A rookie gem as highly anticipated as Diamond Miller isn't often afforded patience.

Being selected No. 2 overall as the Lynx's highest draft pick since Maya Moore in 2011 meant she needed to live up to her name. It was only the future of the Lynx's franchise in question. No pressure.


By her fifth start, Miller had shot 31.5% from the field and appeared to be hard-pressed for answers. She then found some with eight points, five rebounds and four assists in perhaps her best half of basketball as a pro, only to suffer a right ankle sprain before the break on May 30 against Dallas.

Miller, a perfectionist and far from a finished product, had no choice but to accept change.

"When [the injury] happened, we talked about the real value in being able to watch," Lynx coach Cheryl Reeve said. "So it's a silver lining that as a rookie now, to take in the games, Diamond was highly engaged. Sometimes when you're injured you kind of float to the background. She was in everything, in every possession, in every timeout."

Since May 30, Miller has been on the sideline for an equal share of Lynx wins and losses in which she could simply observe what worked, what didn't work and what may work upon her return, which is fast approaching. She practiced Sunday for the first time since her injury.

Reeve added Monday that Miller is "trending towards" a full recovery. Miller was not available to reporters Monday, but the Lynx listed her as probable for Tuesday's game against Seattle.

Reeve was hesitant to make a definitive statement on Miller's availability until she spoke with head trainer Chuck Barta.

"The final decision isn't mine," Reeve said. "But from what I saw, I would be happy to have her out there."

Napheesa Collier probably would be too.

"It's been great to see her and [Napheesa] play off of each other these past couple of days," backup point guard Lindsey Allen said.

The Lynx's struggles this season have been most apparent on offense, where Collier's 20.9 points per game have been routinely neutralized by the inconsistent production of role players. Although the star fifth-year forward poured in 21 points with a 45% field goal percentage in the Lynx's loss Thursday to Connecticut, her teammates shot a combined 26.7% (15 of 56) from the field.

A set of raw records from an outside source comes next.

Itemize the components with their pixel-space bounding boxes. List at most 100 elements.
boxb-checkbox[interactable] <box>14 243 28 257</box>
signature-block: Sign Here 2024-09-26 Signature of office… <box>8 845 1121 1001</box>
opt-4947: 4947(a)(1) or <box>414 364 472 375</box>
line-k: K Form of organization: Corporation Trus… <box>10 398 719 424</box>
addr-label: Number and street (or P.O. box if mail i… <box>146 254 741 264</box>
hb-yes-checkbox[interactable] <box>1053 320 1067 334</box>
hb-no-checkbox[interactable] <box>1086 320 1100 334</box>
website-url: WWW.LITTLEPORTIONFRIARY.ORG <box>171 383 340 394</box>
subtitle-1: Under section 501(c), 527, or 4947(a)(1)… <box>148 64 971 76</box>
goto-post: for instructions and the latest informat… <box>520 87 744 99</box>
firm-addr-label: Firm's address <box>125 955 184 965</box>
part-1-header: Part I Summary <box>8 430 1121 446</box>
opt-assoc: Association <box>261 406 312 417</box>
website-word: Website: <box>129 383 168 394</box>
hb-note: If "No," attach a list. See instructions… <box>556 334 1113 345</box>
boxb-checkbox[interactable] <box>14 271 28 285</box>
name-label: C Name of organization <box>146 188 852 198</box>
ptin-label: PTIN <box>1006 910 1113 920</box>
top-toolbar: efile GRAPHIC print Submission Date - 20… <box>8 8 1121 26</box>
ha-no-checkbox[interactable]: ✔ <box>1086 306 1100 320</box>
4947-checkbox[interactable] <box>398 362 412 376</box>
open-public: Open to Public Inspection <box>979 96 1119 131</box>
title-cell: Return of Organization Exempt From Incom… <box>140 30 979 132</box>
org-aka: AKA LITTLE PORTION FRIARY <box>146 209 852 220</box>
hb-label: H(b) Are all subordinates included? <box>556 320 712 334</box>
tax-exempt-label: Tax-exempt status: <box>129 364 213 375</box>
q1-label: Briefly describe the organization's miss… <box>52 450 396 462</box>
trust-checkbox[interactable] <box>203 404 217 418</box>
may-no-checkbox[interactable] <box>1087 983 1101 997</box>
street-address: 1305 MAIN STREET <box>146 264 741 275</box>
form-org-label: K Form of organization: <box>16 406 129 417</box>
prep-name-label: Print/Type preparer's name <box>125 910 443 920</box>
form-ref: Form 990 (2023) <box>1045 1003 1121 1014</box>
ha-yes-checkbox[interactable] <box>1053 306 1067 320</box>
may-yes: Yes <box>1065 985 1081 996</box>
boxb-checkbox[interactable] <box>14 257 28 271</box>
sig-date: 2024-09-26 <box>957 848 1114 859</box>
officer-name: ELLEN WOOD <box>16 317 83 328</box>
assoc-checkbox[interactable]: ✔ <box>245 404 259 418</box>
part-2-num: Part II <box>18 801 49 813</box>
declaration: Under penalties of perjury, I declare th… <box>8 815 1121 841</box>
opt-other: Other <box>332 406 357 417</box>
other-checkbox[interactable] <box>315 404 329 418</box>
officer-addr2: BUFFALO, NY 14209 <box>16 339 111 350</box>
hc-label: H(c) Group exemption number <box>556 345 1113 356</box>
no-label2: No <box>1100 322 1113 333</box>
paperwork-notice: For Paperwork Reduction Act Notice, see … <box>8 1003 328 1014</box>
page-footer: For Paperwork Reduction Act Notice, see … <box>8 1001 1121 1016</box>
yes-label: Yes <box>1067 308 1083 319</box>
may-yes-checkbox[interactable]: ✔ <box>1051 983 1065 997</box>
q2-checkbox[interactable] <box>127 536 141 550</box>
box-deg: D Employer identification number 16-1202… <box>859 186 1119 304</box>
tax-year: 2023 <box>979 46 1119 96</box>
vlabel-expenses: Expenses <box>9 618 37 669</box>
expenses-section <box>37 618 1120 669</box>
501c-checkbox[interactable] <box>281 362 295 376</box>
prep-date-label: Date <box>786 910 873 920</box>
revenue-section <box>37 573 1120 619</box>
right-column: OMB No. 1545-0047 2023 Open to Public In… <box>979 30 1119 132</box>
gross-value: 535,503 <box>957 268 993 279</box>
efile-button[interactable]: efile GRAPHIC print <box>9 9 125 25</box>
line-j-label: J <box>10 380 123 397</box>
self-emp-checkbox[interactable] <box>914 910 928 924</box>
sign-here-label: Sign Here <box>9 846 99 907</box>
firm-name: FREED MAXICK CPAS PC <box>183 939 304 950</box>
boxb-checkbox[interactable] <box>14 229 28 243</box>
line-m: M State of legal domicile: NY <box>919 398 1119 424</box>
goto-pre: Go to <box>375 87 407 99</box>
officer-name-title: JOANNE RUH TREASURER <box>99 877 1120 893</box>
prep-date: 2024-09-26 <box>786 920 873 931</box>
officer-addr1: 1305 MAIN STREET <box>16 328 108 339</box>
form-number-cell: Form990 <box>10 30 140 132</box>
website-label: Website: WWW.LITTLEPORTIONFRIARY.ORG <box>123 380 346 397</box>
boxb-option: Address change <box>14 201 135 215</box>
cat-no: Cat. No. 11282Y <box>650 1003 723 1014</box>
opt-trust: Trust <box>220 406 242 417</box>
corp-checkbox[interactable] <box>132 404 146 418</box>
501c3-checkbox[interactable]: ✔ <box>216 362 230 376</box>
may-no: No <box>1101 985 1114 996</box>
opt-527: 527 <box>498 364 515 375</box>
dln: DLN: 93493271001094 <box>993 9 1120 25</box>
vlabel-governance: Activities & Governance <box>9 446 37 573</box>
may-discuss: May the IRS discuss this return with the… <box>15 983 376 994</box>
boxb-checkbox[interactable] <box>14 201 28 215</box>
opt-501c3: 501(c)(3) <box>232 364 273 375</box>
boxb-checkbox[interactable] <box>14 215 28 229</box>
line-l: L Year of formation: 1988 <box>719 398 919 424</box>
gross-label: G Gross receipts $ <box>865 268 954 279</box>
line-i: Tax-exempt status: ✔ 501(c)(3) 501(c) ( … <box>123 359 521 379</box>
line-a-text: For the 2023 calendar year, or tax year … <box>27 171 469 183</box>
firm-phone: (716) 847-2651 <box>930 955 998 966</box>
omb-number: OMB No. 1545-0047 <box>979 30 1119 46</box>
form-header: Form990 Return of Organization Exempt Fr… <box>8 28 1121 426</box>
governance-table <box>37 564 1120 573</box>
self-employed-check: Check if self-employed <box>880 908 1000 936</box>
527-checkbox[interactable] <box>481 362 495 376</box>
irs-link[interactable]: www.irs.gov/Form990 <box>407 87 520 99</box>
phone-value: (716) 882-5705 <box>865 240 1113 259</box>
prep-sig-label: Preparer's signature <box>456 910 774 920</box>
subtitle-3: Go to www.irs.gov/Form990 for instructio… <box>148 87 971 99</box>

Ask Reeve: Attacking defenses at their most vulnerable point — in the paint — and taking advantage of easy scoring opportunities have been lacking of late.

"The things I heard her say mostly [to her teammates] was things that she does well, which is playing faster in transition, attacking the basket," Reeve said of Miller.

"She was trying to get some of the players to see that."

Soon, the 6-3 forward will be able to do it herself. And Allen can sense as much, based on her two practices back.

"You can tell she's been champing at the bit," Allen said.